Cross-View World Models
Rishabh Sharma, Gijs Hogervorst, Wayne E. Mackey, David J. Heeger, Stefano Martiniani
TL;DR
Cross-view prediction enables world models to imagine outcomes from multiple viewpoints, not just egocentric perspectives, by enforcing view-invariant 3D representations through a cross-view prediction objective. Trained on synchronized multi-view gameplay data, XVWM produces parallel imagination streams across viewpoints and demonstrates spatial grounding comparable to cognitive maps, as well as positive transfer to same-view predictions. The approach yields novel capabilities such as sub-marker localization, trajectory consistency over long rollouts, and detailed egocentric predictions from a BEV marker, highlighting its potential for planning and multi-agent perspective-taking.
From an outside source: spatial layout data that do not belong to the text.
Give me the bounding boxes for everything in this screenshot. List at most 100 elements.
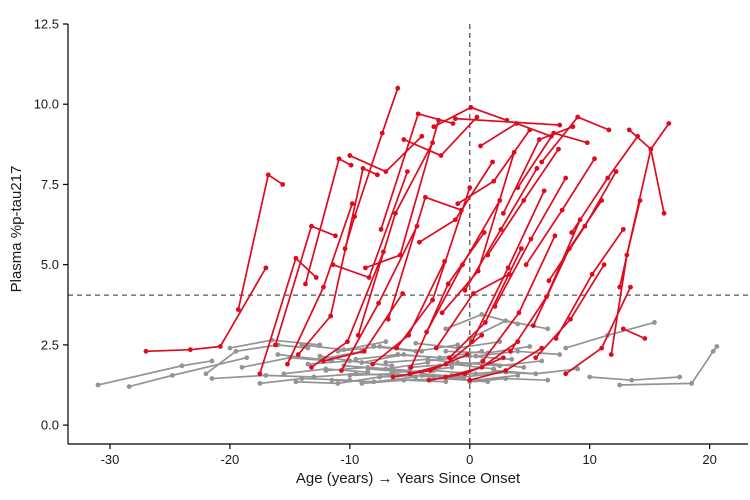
data-point-red — [533, 355, 539, 361]
data-point-red — [265, 172, 271, 178]
data-point-gray — [677, 374, 683, 380]
data-point-gray — [317, 353, 323, 359]
data-point-gray — [443, 326, 449, 332]
data-point-red — [518, 246, 524, 252]
data-point-gray — [179, 363, 185, 369]
data-point-gray — [509, 356, 515, 362]
data-point-red — [360, 165, 366, 171]
data-point-gray — [244, 355, 250, 361]
data-point-red — [626, 127, 632, 133]
data-point-gray — [377, 374, 383, 380]
data-point-gray — [689, 380, 695, 386]
data-point-red — [568, 316, 573, 322]
data-point-red — [628, 284, 633, 290]
data-point-red — [430, 297, 435, 303]
data-point-gray — [545, 377, 551, 383]
trajectory-line-red — [628, 129, 665, 215]
trajectory-line-red — [344, 87, 399, 250]
data-point-red — [349, 201, 355, 207]
data-point-red — [608, 352, 614, 357]
data-point-gray — [563, 345, 569, 351]
data-point-gray — [353, 356, 359, 362]
data-point-red — [584, 140, 590, 146]
data-point-red — [620, 326, 626, 332]
data-point-gray — [203, 371, 209, 377]
data-point-red — [383, 169, 389, 175]
data-point-red — [523, 262, 529, 268]
data-point-red — [446, 355, 452, 361]
x-tick-label: -30 — [101, 452, 120, 467]
data-point-red — [637, 198, 643, 203]
trajectory-line-gray — [211, 374, 315, 380]
data-point-red — [376, 300, 382, 306]
trajectory-line-red — [516, 132, 589, 189]
data-point-red — [422, 194, 428, 200]
data-point-gray — [545, 326, 551, 332]
data-point-gray — [587, 374, 593, 380]
data-point-red — [506, 271, 512, 277]
data-point-red — [575, 114, 581, 120]
data-point-gray — [329, 377, 335, 383]
data-point-red — [328, 313, 334, 319]
x-tick-label: 10 — [582, 452, 596, 467]
data-point-red — [395, 85, 401, 91]
trajectory-line-gray — [588, 376, 681, 382]
trajectory-line-red — [618, 122, 670, 288]
data-point-gray — [425, 358, 431, 364]
data-point-red — [415, 111, 421, 117]
data-point-red — [438, 153, 444, 158]
data-point-red — [601, 262, 607, 268]
data-point-red — [482, 320, 488, 325]
data-point-gray — [413, 340, 419, 346]
data-point-gray — [479, 312, 485, 317]
x-tick-label: -10 — [340, 452, 359, 467]
data-point-red — [285, 361, 290, 367]
data-point-gray — [515, 348, 521, 354]
data-point-red — [405, 169, 410, 175]
y-tick-label: 7.5 — [41, 177, 59, 192]
data-point-red — [433, 345, 439, 351]
trajectory-line-red — [622, 327, 646, 340]
data-point-red — [439, 310, 445, 316]
data-point-red — [485, 252, 491, 258]
trajectory-line-red — [145, 267, 267, 353]
data-point-red — [516, 310, 522, 316]
data-point-red — [536, 137, 542, 142]
data-point-red — [187, 347, 193, 353]
data-point-gray — [389, 363, 395, 369]
trajectory-line-red — [479, 122, 553, 147]
data-point-gray — [281, 371, 287, 377]
trajectory-line-red — [525, 157, 596, 266]
data-point-red — [217, 344, 223, 349]
data-point-red — [666, 121, 672, 126]
data-point-red — [500, 355, 506, 361]
data-point-gray — [335, 380, 341, 386]
x-tick-label: 20 — [702, 452, 716, 467]
trajectory-line-gray — [205, 344, 309, 375]
data-point-red — [563, 371, 569, 377]
data-point-red — [339, 368, 344, 373]
data-point-gray — [473, 353, 479, 359]
y-tick-label: 12.5 — [34, 17, 59, 32]
data-point-red — [397, 252, 403, 258]
data-point-red — [521, 198, 527, 203]
data-point-gray — [383, 360, 389, 365]
data-point-gray — [443, 348, 449, 354]
data-point-red — [257, 371, 263, 377]
x-axis-title: Age (years) → Years Since Onset — [295, 470, 521, 487]
data-point-gray — [455, 360, 461, 365]
data-point-red — [235, 307, 241, 312]
data-point-gray — [239, 364, 245, 370]
trajectory-line-red — [610, 199, 641, 356]
data-point-gray — [209, 376, 215, 381]
trajectory-line-red — [454, 117, 561, 126]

This work advances self-supervised world modeling by leveraging cross-view consistency as a geometric regularizer and offers a foundation for robust, perspective-aware planning in complex environments.
Abstract
World models enable agents to plan by imagining future states, but existing approaches operate from a single viewpoint, typically egocentric, even when other perspectives would make planning easier; navigation, for instance, benefits from a bird's-eye view. We introduce Cross-View World Models (XVWM), trained with a cross-view prediction objective: given a sequence of frames from one viewpoint, predict the future state from the same or a different viewpoint after an action is taken. Enforcing cross-view consistency acts as geometric regularization: because the input and output views may share little or no visual overlap, to predict across viewpoints, the model must learn view-invariant representations of the environment's 3D structure. We train on synchronized multi-view gameplay data from Aimlabs, an aim-training platform providing precisely aligned multi-camera recordings with high-frequency action labels. The resulting model gives agents parallel imagination streams across viewpoints, enabling planning in whichever frame of reference best suits the task while executing from the egocentric view. Our results show that multi-view consistency provides a strong learning signal for spatially grounded representations. Finally, predicting the consequences of one's actions from another viewpoint may offer a foundation for perspective-taking in multi-agent settings.